In many instances it might be beneficial for the protocol to convert accrued fees into a single currency (perhaps USDC or ETH or the project’s native token) for accumulation or future distribution. Yet mechanisms for converting accrued fees into a single asset are notoriously problematic and generally not common in DeFi. Specifically, they are often inefficient, vulnerable to value extraction by validators (MEV), or otherwise require interventions by governance or trusted parties.

Here, we outline Fee Flow: an efficient, decentralised, MEV-resistant mechanism for protocols to be able to auction their accrued fees for a single type of asset.

Dutch auction

Let us assume a protocol is accruing fees in a variety of different asset types across a wide variety of markets. Each market has a function that allows anyone to transfer accrued fees from the market to a FeeFlowController smart contract inside of FeeFlow at a time of their choosing. Being costly to do this, and in the absence of any other incentive to do so, this function is unlikely to be called on a market very often.
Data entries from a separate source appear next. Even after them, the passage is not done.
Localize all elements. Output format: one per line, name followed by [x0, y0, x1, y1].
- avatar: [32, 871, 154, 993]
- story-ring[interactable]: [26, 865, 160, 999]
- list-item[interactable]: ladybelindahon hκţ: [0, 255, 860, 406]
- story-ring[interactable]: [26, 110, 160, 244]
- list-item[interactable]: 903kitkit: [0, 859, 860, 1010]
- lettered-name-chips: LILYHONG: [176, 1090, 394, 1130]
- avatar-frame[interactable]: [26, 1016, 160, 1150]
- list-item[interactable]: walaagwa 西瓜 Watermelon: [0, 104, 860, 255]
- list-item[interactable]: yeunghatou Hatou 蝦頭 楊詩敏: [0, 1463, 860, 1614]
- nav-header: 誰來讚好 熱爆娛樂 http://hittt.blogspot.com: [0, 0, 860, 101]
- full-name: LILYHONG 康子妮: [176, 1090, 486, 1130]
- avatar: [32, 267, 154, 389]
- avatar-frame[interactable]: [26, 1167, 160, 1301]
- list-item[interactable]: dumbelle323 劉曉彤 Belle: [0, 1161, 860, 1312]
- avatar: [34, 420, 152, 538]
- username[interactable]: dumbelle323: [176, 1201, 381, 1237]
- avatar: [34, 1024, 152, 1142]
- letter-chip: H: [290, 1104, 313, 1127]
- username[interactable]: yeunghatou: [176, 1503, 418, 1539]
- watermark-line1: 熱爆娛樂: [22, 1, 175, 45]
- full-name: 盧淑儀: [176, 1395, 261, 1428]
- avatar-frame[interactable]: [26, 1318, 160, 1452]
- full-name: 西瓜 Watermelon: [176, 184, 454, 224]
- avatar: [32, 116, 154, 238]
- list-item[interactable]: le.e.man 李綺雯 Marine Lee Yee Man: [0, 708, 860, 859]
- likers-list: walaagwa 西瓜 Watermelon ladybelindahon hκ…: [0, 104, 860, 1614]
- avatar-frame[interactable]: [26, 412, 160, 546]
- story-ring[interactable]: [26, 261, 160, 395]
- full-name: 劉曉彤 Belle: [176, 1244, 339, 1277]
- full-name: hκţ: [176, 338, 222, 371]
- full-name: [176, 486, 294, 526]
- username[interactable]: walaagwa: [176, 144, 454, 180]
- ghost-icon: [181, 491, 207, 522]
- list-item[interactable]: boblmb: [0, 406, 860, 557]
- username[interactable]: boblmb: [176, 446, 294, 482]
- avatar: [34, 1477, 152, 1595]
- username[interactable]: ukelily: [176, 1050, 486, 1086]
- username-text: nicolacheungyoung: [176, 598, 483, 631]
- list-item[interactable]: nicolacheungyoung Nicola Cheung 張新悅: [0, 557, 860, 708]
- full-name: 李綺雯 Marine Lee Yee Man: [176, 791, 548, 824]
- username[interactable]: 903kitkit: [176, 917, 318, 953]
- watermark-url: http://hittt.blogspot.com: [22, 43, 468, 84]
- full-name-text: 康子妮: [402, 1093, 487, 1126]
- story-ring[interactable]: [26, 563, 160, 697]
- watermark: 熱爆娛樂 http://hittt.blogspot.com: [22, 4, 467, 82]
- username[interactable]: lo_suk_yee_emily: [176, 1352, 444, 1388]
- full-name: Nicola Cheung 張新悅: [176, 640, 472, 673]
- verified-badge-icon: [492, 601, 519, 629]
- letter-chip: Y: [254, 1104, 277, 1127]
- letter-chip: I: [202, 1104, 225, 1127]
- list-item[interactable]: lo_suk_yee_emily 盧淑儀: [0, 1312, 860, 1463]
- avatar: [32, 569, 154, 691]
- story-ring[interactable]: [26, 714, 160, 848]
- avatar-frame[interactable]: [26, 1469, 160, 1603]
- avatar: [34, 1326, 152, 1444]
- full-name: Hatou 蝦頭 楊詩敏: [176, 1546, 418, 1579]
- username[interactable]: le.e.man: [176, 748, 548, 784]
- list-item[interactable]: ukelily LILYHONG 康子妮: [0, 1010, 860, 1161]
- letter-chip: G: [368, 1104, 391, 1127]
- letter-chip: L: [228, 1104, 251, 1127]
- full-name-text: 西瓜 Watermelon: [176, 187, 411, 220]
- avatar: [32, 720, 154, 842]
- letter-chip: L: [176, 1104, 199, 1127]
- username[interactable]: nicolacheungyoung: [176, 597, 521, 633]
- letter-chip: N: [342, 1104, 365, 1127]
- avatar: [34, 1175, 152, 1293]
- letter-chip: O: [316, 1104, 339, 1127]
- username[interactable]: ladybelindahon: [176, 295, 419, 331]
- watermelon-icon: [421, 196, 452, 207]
The FeeFlowController accumulates fees (often implicitly, see below) and periodically auctions them via a Dutch auction. The auction takes place in discrete epochs. Each epoch, the initPrice of the auction starts at a factor priceMultiplier times the settlement price of the auction in the prior epoch. It then falls linearly over time, tending to zero, over an epochPeriod. For example, the auction might start at a factor priceMultiplier=2 times the settlement price of the prior auction and last an epochPeriod=100 days.

At the beginning of an epoch, the FeeFlowController holds no fees and has a high price, so is unlikely to settle any time soon. However, as fees accrue on markets, and the auction price falls, there will usually come a time when the auction price is lower than the aggregate value of all accrued fees. The first person to pay the auction price at this point is allowed to claim all assets in the FeeFlowController.

Note that in practice the winning auction bidder will likely monitor the value of accrued fees across markets off chain and only transfer them to the FeeFlowController just-in-time; that is, in the same transaction or same block as the pay the winning bid for the auction. Thus the FeeFlowController will often not actually hold many, or indeed any, assets. It will instead usually only implicitly hold assets.

Inevitably, accrued fees in some of the markets will not be desired by bidders. They might not be worth the cost of gas to transfer them, or sell them, in the future. These will simply remain in their respective markets and may or may not be purchased in a later auction.